How spicy is this soup?
With one seeded jalapeño and two chipotle peppers, it has a warm, noticeable heat — but nothing overwhelming for most family tables. For a milder version, use just one chipotle pepper and skip the jalapeño seeds entirely. For more heat, leave the jalapeño seeds in or add a third chipotle.
Can I make this ahead?
Yes — the soup base keeps well in the fridge for up to 4 days and freezes beautifully for up to 3 months. Just store the tortilla strips separately and fry a fresh batch when you're ready to serve. They don't reheat well once they've been in the broth.
Is this actually vegetarian?
Yes — as long as you use vegetable broth (which the recipe calls for), this soup is fully vegetarian. Skip the cotija or swap it for a plant-based cheese and it's vegan too.
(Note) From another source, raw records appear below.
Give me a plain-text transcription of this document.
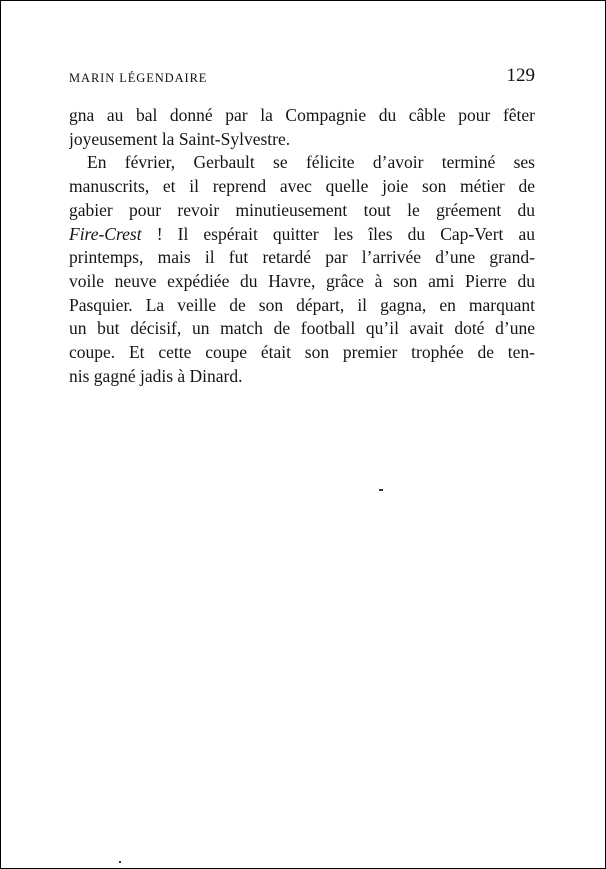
MARIN LÉGENDAIRE	129
gna au bal donné par la Compagnie du câble pour fêter
joyeusement la Saint-Sylvestre.
En février, Gerbault se félicite d’avoir terminé ses
manuscrits, et il reprend avec quelle joie son métier de
gabier pour revoir minutieusement tout le gréement du
Fire-Crest ! Il espérait quitter les îles du Cap-Vert au
printemps, mais il fut retardé par l’arrivée d’une grand-
voile neuve expédiée du Havre, grâce à son ami Pierre du
Pasquier. La veille de son départ, il gagna, en marquant
un but décisif, un match de football qu’il avait doté d’une
coupe. Et cette coupe était son premier trophée de ten-
nis gagné jadis à Dinard.
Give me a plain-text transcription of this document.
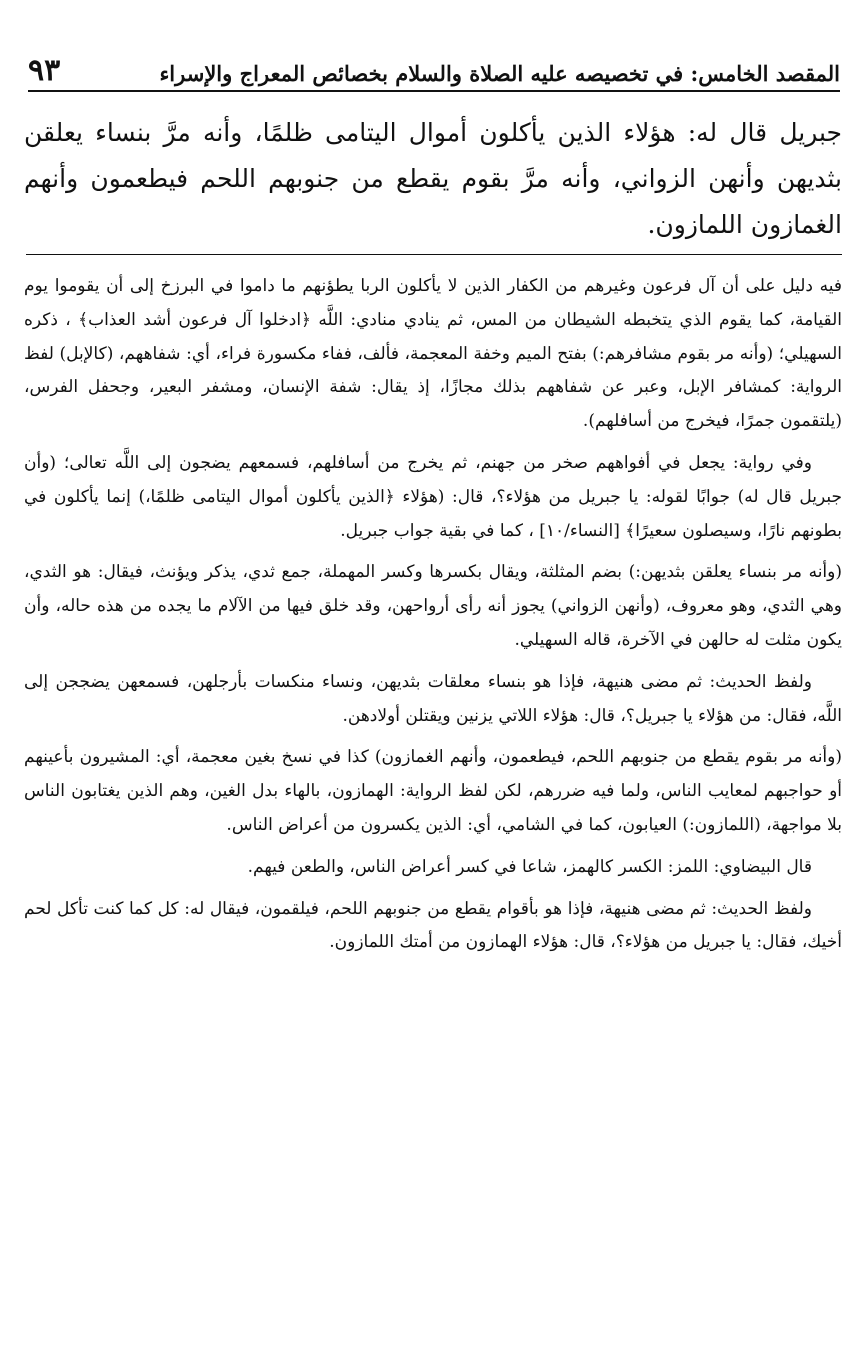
المقصد الخامس: في تخصيصه عليه الصلاة والسلام بخصائص المعراج والإسراء
٩٣
جبريل قال له: هؤلاء الذين يأكلون أموال اليتامى ظلمًا، وأنه مرَّ بنساء يعلقن بثديهن وأنهن الزواني، وأنه مرَّ بقوم يقطع من جنوبهم اللحم فيطعمون وأنهم الغمازون اللمازون.

فيه دليل على أن آل فرعون وغيرهم من الكفار الذين لا يأكلون الربا يطؤنهم ما داموا في البرزخ إلى أن يقوموا يوم القيامة، كما يقوم الذي يتخبطه الشيطان من المس، ثم ينادي منادي: اللَّه ﴿ادخلوا آل فرعون أشد العذاب﴾ ، ذكره السهيلي؛ (وأنه مر بقوم مشافرهم:) بفتح الميم وخفة المعجمة، فألف، ففاء مكسورة فراء، أي: شفاههم، (كالإبل) لفظ الرواية: كمشافر الإبل، وعبر عن شفاههم بذلك مجازًا، إذ يقال: شفة الإنسان، ومشفر البعير، وجحفل الفرس، (يلتقمون جمرًا، فيخرج من أسافلهم).

وفي رواية: يجعل في أفواههم صخر من جهنم، ثم يخرج من أسافلهم، فسمعهم يضجون إلى اللَّه تعالى؛ (وأن جبريل قال له) جوابًا لقوله: يا جبريل من هؤلاء؟، قال: (هؤلاء ﴿الذين يأكلون أموال اليتامى ظلمًا،) إنما يأكلون في بطونهم نارًا، وسيصلون سعيرًا﴾ [النساء/١٠] ، كما في بقية جواب جبريل.

(وأنه مر بنساء يعلقن بثديهن:) بضم المثلثة، ويقال بكسرها وكسر المهملة، جمع ثدي، يذكر ويؤنث، فيقال: هو الثدي، وهي الثدي، وهو معروف، (وأنهن الزواني) يجوز أنه رأى أرواحهن، وقد خلق فيها من الآلام ما يجده من هذه حاله، وأن يكون مثلت له حالهن في الآخرة، قاله السهيلي.

ولفظ الحديث: ثم مضى هنيهة، فإذا هو بنساء معلقات بثديهن، ونساء منكسات بأرجلهن، فسمعهن يضججن إلى اللَّه، فقال: من هؤلاء يا جبريل؟، قال: هؤلاء اللاتي يزنين ويقتلن أولادهن.

(وأنه مر بقوم يقطع من جنوبهم اللحم، فيطعمون، وأنهم الغمازون) كذا في نسخ بغين معجمة، أي: المشيرون بأعينهم أو حواجبهم لمعايب الناس، ولما فيه ضررهم، لكن لفظ الرواية: الهمازون، بالهاء بدل الغين، وهم الذين يغتابون الناس بلا مواجهة، (اللمازون:) العيابون، كما في الشامي، أي: الذين يكسرون من أعراض الناس.

قال البيضاوي: اللمز: الكسر كالهمز، شاعا في كسر أعراض الناس، والطعن فيهم.

ولفظ الحديث: ثم مضى هنيهة، فإذا هو بأقوام يقطع من جنوبهم اللحم، فيلقمون، فيقال له: كل كما كنت تأكل لحم أخيك، فقال: يا جبريل من هؤلاء؟، قال: هؤلاء الهمازون من أمتك اللمازون.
This soup is the kind of meal that earns its place in your regular rotation — not because it's flashy, but because it delivers every single time. Smoky, a little sweet, with that crunch on top that makes everyone reach for seconds. It's the kind of bowl that makes a Tuesday feel like something worth sitting down for. That's what cooking for your family is all about, in my book. Fire up something good tonight.

Recipe

Instant Pot Sweet Potato Tortilla Soup

Total: 35 minPrep: 30 minCook: 5 minServes 4easy

Ingredients

  • ½ onion
  • 3 cloves garlic
  • 1 jalapeño
  • 2 large sweet potatoes
  • 28 oz can fire roasted crushed tomatoes
  • 6 cup vegetable broth
  • 1 tbsp chili powder
  • 2 peppers chipotle peppers in adobo
  • 1½ cup sweet corn
  • 12 tortillas corn tortillas
  • ½ cup oil
  • 1 avocado
  • ½ cup cotija cheese
  • ¼ cup cilantro

Instructions

  1. 1.Place all soup ingredients in the Instant Pot. Cook on high pressure for 3 minutes. Quick release steam.
  2. 2.Cut the tortillas into small strips. Heat the oil in a heavy pan over medium high heat. Working in batches, add tortilla strips and fry in the hot oil for a few minutes until golden and crispy. Remove with tongs, drain on paper towels, and sprinkle with salt.
  3. 3.Stir about half of your tortilla strips into the soup and reserve the remaining half for topping. Top individual bowls with… well… everything! I highly recommend avocado, and definitely don’t forget the lime.